Ressurreta
Quintanista de medicina. Tudo ia bem, quando recebi a estranha proposta para residir num hospital público. Estagiaria numa ala que muitos colegas recusaram. O lugar era chefiado por uma doutora chamada Carmem Rosita. Preferia que a chamássemos pelo segundo nome, sem o doutora. Sessenta e cinco anos, rosto arredondado, séria, pequena, delicada, mas enérgica, de cabelos grisalhos e olhar misterioso.

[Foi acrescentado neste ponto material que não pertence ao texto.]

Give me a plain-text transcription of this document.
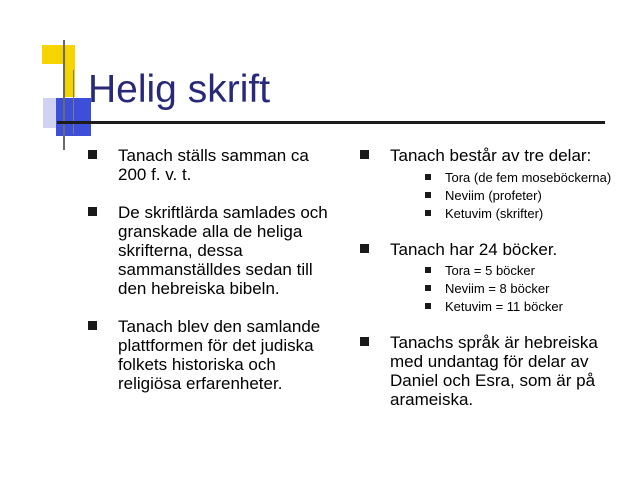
Helig skrift
Tanach ställs samman ca 200 f. v. t.
De skriftlärda samlades och granskade alla de heliga skrifterna, dessa sammanställdes sedan till den hebreiska bibeln.
Tanach blev den samlande plattformen för det judiska folkets historiska och religiösa erfarenheter.
Tanach består av tre delar:
Tora (de fem moseböckerna)
Neviim (profeter)
Ketuvim (skrifter)
Tanach har 24 böcker.
Tora = 5 böcker
Neviim = 8 böcker
Ketuvim = 11 böcker
Tanachs språk är hebreiska med undantag för delar av Daniel och Esra, som är på arameiska.
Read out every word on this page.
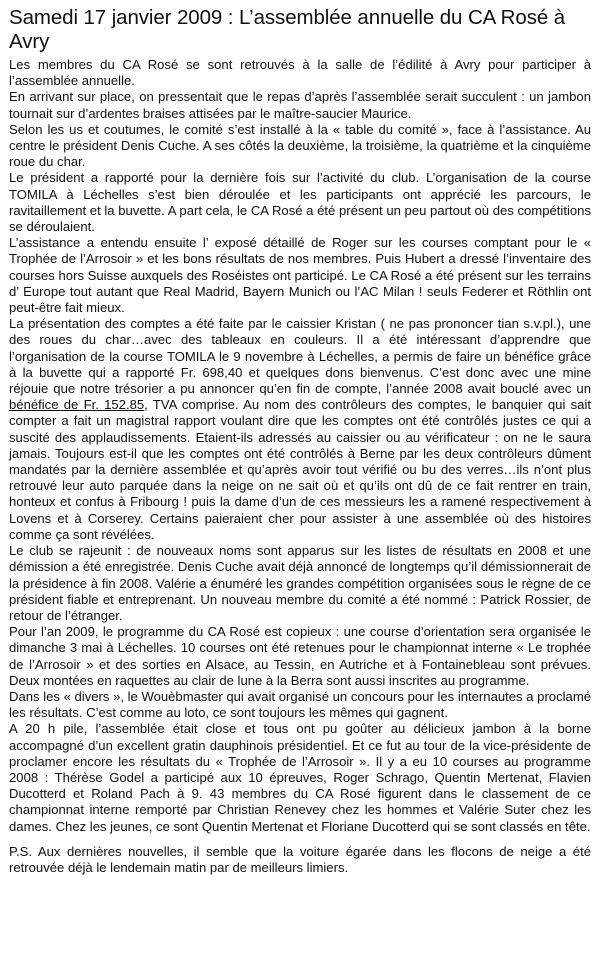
Samedi 17 janvier 2009 : L’assemblée annuelle du CA Rosé à Avry

Les membres du CA Rosé se sont retrouvés à la salle de l’édilité à Avry pour participer à l’assemblée annuelle.

En arrivant sur place, on pressentait que le repas d’après l’assemblée serait succulent : un jambon tournait sur d’ardentes braises attisées par le maître-saucier Maurice.

Selon les us et coutumes, le comité s’est installé à la « table du comité », face à l’assistance. Au centre le président Denis Cuche. A ses côtés la deuxième, la troisième, la quatrième et la cinquième roue du char.

Le président a rapporté pour la dernière fois sur l’activité du club. L’organisation de la course TOMILA à Léchelles s’est bien déroulée et les participants ont apprécié les parcours, le ravitaillement et la buvette. A part cela, le CA Rosé a été présent un peu partout où des compétitions se déroulaient.

L’assistance a entendu ensuite l’ exposé détaillé de Roger sur les courses comptant pour le « Trophée de l’Arrosoir » et les bons résultats de nos membres. Puis Hubert a dressé l’inventaire des courses hors Suisse auxquels des Roséistes ont participé. Le CA Rosé a été présent sur les terrains d’ Europe tout autant que Real Madrid, Bayern Munich ou l’AC Milan ! seuls Federer et Röthlin ont peut-être fait mieux.

La présentation des comptes a été faite par le caissier Kristan ( ne pas prononcer tian s.v.pl.), une des roues du char…avec des tableaux en couleurs. Il a été intéressant d’apprendre que l’organisation de la course TOMILA le 9 novembre à Léchelles, a permis de faire un bénéfice grâce à la buvette qui a rapporté Fr. 698,40 et quelques dons bienvenus. C’est donc avec une mine réjouie que notre trésorier a pu annoncer qu’en fin de compte, l’année 2008 avait bouclé avec un bénéfice de Fr. 152.85, TVA comprise. Au nom des contrôleurs des comptes, le banquier qui sait compter a fait un magistral rapport voulant dire que les comptes ont été contrôlés justes ce qui a suscité des applaudissements. Etaient-ils adressés au caissier ou au vérificateur : on ne le saura jamais. Toujours est-il que les comptes ont été contrôlés à Berne par les deux contrôleurs dûment mandatés par la dernière assemblée et qu’après avoir tout vérifié ou bu des verres…ils n’ont plus retrouvé leur auto parquée dans la neige on ne sait où et qu’ils ont dû de ce fait rentrer en train, honteux et confus à Fribourg ! puis la dame d’un de ces messieurs les a ramené respectivement à Lovens et à Corserey. Certains paieraient cher pour assister à une assemblée où des histoires comme ça sont révélées.

Le club se rajeunit : de nouveaux noms sont apparus sur les listes de résultats en 2008 et une démission a été enregistrée. Denis Cuche avait déjà annoncé de longtemps qu’il démissionnerait de la présidence à fin 2008. Valérie a énuméré les grandes compétition organisées sous le règne de ce président fiable et entreprenant. Un nouveau membre du comité a été nommé : Patrick Rossier, de retour de l’étranger.

Pour l’an 2009, le programme du CA Rosé est copieux : une course d’orientation sera organisée le dimanche 3 mai à Léchelles. 10 courses ont été retenues pour le championnat interne « Le trophée de l’Arrosoir » et des sorties en Alsace, au Tessin, en Autriche et à Fontainebleau sont prévues. Deux montées en raquettes au clair de lune à la Berra sont aussi inscrites au programme.

Dans les « divers », le Wouèbmaster qui avait organisé un concours pour les internautes a proclamé les résultats. C’est comme au loto, ce sont toujours les mêmes qui gagnent.

A 20 h pile, l’assemblée était close et tous ont pu goûter au délicieux jambon à la borne accompagné d’un excellent gratin dauphinois présidentiel. Et ce fut au tour de la vice-présidente de proclamer encore les résultats du « Trophée de l’Arrosoir ». Il y a eu 10 courses au programme 2008 : Thérèse Godel a participé aux 10 épreuves, Roger Schrago, Quentin Mertenat, Flavien Ducotterd et Roland Pach à 9. 43 membres du CA Rosé figurent dans le classement de ce championnat interne remporté par Christian Renevey chez les hommes et Valérie Suter chez les dames. Chez les jeunes, ce sont Quentin Mertenat et Floriane Ducotterd qui se sont classés en tête.

P.S. Aux dernières nouvelles, il semble que la voiture égarée dans les flocons de neige a été retrouvée déjà le lendemain matin par de meilleurs limiers.
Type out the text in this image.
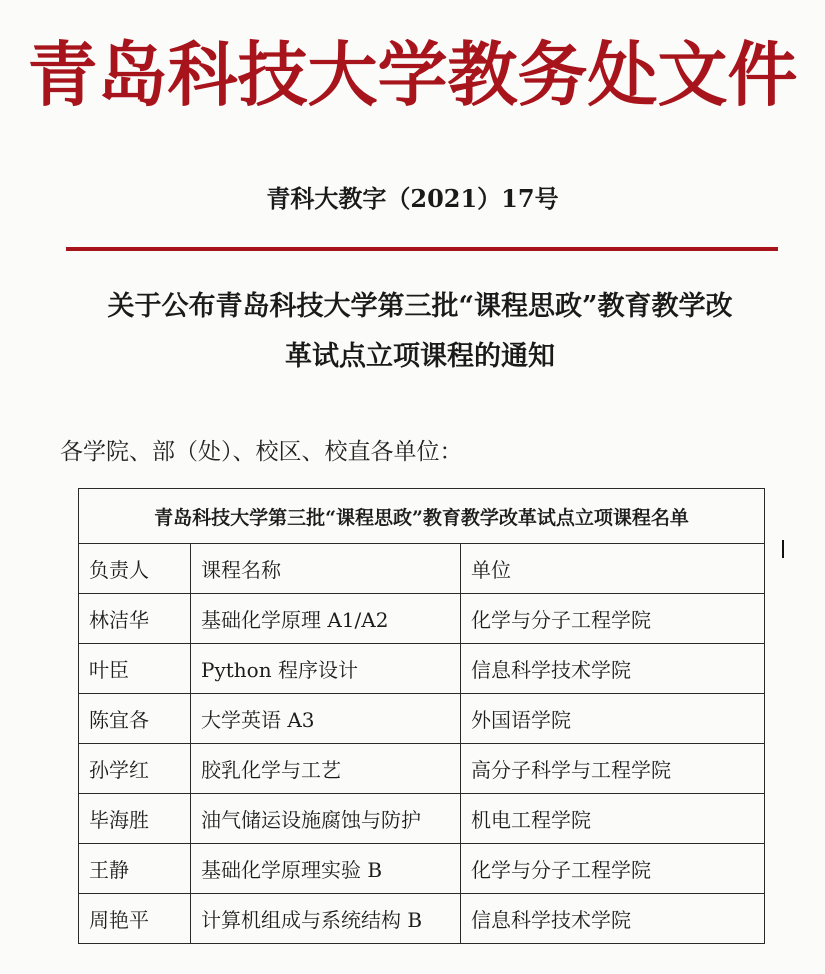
青岛科技大学教务处文件
青科大教字（2021）17号
关于公布青岛科技大学第三批“课程思政”教育教学改
革试点立项课程的通知
各学院、部（处）、校区、校直各单位：
青岛科技大学第三批“课程思政”教育教学改革试点立项课程名单		
负责人	课程名称	单位
林洁华	基础化学原理 A1/A2	化学与分子工程学院
叶臣	Python 程序设计	信息科学技术学院
陈宜各	大学英语 A3	外国语学院
孙学红	胶乳化学与工艺	高分子科学与工程学院
毕海胜	油气储运设施腐蚀与防护	机电工程学院
王静	基础化学原理实验 B	化学与分子工程学院
周艳平	计算机组成与系统结构 B	信息科学技术学院
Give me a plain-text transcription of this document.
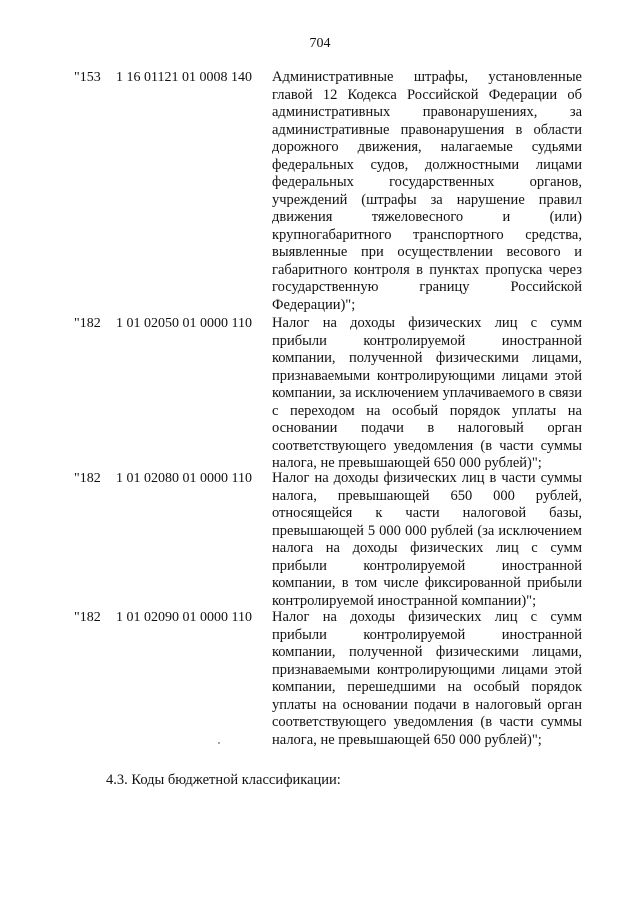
704
"153 1 16 01121 01 0008 140 Административные штрафы, установленные главой 12 Кодекса Российской Федерации об административных правонарушениях, за административные правонарушения в области дорожного движения, налагаемые судьями федеральных судов, должностными лицами федеральных государственных органов, учреждений (штрафы за нарушение правил движения тяжеловесного и (или) крупногабаритного транспортного средства, выявленные при осуществлении весового и габаритного контроля в пунктах пропуска через государственную границу Российской Федерации)";
"182 1 01 02050 01 0000 110 Налог на доходы физических лиц с сумм прибыли контролируемой иностранной компании, полученной физическими лицами, признаваемыми контролирующими лицами этой компании, за исключением уплачиваемого в связи с переходом на особый порядок уплаты на основании подачи в налоговый орган соответствующего уведомления (в части суммы налога, не превышающей 650 000 рублей)";
"182 1 01 02080 01 0000 110 Налог на доходы физических лиц в части суммы налога, превышающей 650 000 рублей, относящейся к части налоговой базы, превышающей 5 000 000 рублей (за исключением налога на доходы физических лиц с сумм прибыли контролируемой иностранной компании, в том числе фиксированной прибыли контролируемой иностранной компании)";
"182 1 01 02090 01 0000 110 Налог на доходы физических лиц с сумм прибыли контролируемой иностранной компании, полученной физическими лицами, признаваемыми контролирующими лицами этой компании, перешедшими на особый порядок уплаты на основании подачи в налоговый орган соответствующего уведомления (в части суммы налога, не превышающей 650 000 рублей)";
4.3. Коды бюджетной классификации:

Quis descobrir o que havia de tão intrigante naquele lugar. Alguns diziam que era o necrotério. Mas colegas disseram que não. Era uma ala de salvamento. Podia-se considerar sobrenatural as coisas que aconteciam lá. Pensei em declinar da proposta, mas pensei encarar aquilo como um desafio profissional, principalmente quando soube que as enfermeiras tinham profundo respeito por Rosita. Não só pelas orações que ela fazia numa língua estranha, mas também, por ser chamada sempre quando alguém ia a óbito. Um colega contou-me um desses casos: Uma garota fora levada à ala duas horas depois da morte cerebral ser declarada. Rosita enxotou os funcionários e estagiários do lugar. Alegava ter de agir rápido e que precisava ficar a sós com o cadáver. Para que tanta urgência se não havia mais nada a fazer? Duas horas mais tarde, a garota já conversava e ria. Apesar de isso acontecer com certa frequência, era impossível conter o alvoroço no hospital. Só podia ser milagre. O sentimento de estranheza que os colegas médicos tinham por Rosita, converteu-se em respeito e assombro.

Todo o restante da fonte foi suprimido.